KitKat is the most loved and consumed product around the world. It is generally said to be a Scottish-Swiss-Japanese innovation. It is considered as a symbol of the paradoxical nature of globalisation today. But did you know that the filling of the most liked products in recent times is made from damaged Kit Kats?
How is Kitkat made?
According to a report by the BBC, the crispy wafers of KitKat are stuffed with crushed-up Kit Kats. Gregg Wallace an English broadcaster, entrepreneur, media personality, writer and former greengrocer, who is widely known for co-presenting MasterChef, Celebrity MasterChef and MasterChef went behind the scenes at Nestlé’s factory in York to learn the tricks of the trade and once after witnessing the entire process Wallace was left shocked.
About the revelation:
According to the report, when Wallace asked a factory worker about where all of the broken Kit Kats go, she replied to his shock that these broken pieces go into re-work, where they’re used for the fillings for the wafer. So basically the KitKat we all love to eat is crushed up Kit-Kat bars which makes every one of us wonder how the first Kit-Kat bar was ever made. The final layer of chocolate is drizzled on the top of the wafers after they are cut to size and then dropped into moulds full of melted chocolate.
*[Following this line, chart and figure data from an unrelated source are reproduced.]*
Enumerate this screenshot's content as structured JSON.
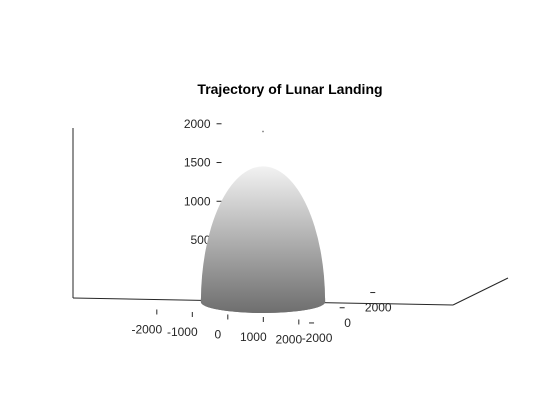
{
  "chart_data": {
    "type": "surface",
    "title": "Trajectory of Lunar Landing",
    "xlabel": "",
    "ylabel": "",
    "zlabel": "",
    "x_ticks": [
      -2000,
      -1000,
      0,
      1000,
      2000
    ],
    "y_ticks": [
      -2000,
      0,
      2000
    ],
    "z_ticks": [
      0,
      500,
      1000,
      1500,
      2000
    ],
    "xlim": [
      -2300,
      2300
    ],
    "ylim": [
      -2300,
      2300
    ],
    "zlim": [
      0,
      2200
    ],
    "grid": false,
    "legend": "none",
    "series": [
      {
        "type": "hemisphere-surface",
        "center": [
          0,
          0,
          0
        ],
        "radius": 1750
      },
      {
        "type": "trajectory-point",
        "x": 0,
        "y": 0,
        "z": 2200
      }
    ],
    "colors": {
      "surface_top": "#f2f2f2",
      "surface_bottom": "#6e6e6e",
      "axis": "#262626",
      "point": "#808080"
    }
  }
}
From the field sneak peak, Gregg also learned how a unique, custom-made topping is produced especially for Kit Kats, as its manufacturer believes that using a regular milk chocolate ‘wouldn’t work.’
Basically, as explained by the representative, the filling between the wafer of a Kit Kat is made from cocoa liquor, sugar and a small amount of re-worked Kit Kat. So it can also be said that KitKat is made out of KitKat.
History of KitKat:
In 1862, Henry Rowntree, a Quaker patriarch, bought cocoa works in York, in the north of England. Hereafter, he moved the firm to an unlikely location to a former industrial iron foundry. He then built a family sweet-making business with his brother Joseph. They later hired a French confectioner to develop recipes. It was in 1930 when the company launched the milk chocolate-covered wafer we now know as the KitKat after an employee suggested Rowntree’s develop a treat “a man could take to work in his pack”.
When KitKat arrived in Japan in the 1970s, it was sold as an exotic “British” treat to consumers who were developing a taste for foreign travel. Philip Sugai, a business school professor in Japan, in a case study explained that advertisements in Japan showed “British people in distinctly British environments enjoying a KitKat break between action-packed activities.When KitKat arrived in Japan in the 1970s. Back in those days the product was sold as an exotic “British” treat to consumers who were developing a taste for foreign travel.
In its 85th anniversary, the iconic slogan of KitKat was introduced. Its tag line “Have a break, have a KitKat”, which was a 10-day rest as part of a campaign still remains iconic and catchy till date. The term “Break” had a double meaning that suited it perfectly to the product. “Break” to break and “Break” to rest. This double meaning became the backbone of the slogan with “Have a Break”.
It was after a whole year when the company started to use the slogan in the brand’s first television commercials. Since then, it has been a constant in Kit Kat’s advertising campaigns. The slogan was make a creative out of simple words and hold a flexibility in the concept. It viewed that taking a break could be applied to all kinds of hilarious, stressful and comical situations.